The charts of 380 patients, mean age 74 (range 60 - 98) presenting neovascular AMD were included. Hypertension was known and treated at baseline in 179/380 (47%) patients. Signs of chronic hypertensive retinopathy were found in 100/380 (26.3%) cases. Hypertension was newly diagnosed in 9/100 patients (9%) at CV preoperative (re)evaluation. Treatment of hypertension was modified in 41 % of patients with signs of chronic hypertensive retinopathy. No hypertension was found in 20% of patients with signs of chronic hypertensive retinopathy. No signs of acute hypertensive retinopathy were found in any preoperative angiogram. Adverse CV events (hypertension, stroke, myocardial infarction, thromboembolic complications) after antiVEGF intravitreal injection (bevacizumab or ranicizumab) did not occur in any patient during follow up (2-13 months).

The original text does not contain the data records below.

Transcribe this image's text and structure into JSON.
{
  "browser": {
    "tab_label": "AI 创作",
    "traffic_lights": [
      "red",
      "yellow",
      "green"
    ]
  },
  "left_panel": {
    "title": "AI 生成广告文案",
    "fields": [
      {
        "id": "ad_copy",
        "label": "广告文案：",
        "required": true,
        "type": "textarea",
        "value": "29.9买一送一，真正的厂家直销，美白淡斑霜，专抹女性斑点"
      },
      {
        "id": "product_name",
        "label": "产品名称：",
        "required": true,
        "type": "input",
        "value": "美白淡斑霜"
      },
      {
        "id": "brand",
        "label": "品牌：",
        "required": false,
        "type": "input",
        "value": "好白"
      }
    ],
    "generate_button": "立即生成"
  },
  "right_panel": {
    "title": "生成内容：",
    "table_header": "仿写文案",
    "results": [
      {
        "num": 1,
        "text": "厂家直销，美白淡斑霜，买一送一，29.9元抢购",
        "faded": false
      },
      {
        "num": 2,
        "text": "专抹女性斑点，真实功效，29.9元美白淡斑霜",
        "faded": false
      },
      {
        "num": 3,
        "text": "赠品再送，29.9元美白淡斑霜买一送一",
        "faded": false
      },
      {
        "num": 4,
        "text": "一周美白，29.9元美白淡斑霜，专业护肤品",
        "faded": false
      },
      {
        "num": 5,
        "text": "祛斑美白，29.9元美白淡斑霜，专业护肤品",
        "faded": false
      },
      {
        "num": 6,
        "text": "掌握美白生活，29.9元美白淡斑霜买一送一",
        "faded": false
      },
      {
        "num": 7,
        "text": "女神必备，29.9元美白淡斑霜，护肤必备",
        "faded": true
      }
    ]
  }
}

Based on results of previously published studies (Marina, Anchor, Pier), and absence of CV complications in our study, screening for associated hypertensive retinopathy in cases of AMD might be useful to prevent CV complications before intravitreal anti VEGF injection, and to adjust anti hypertensive therapy. Signs of hypertensive retinopathy can be present without hypertension, and are likely to preceed it, as previously reported.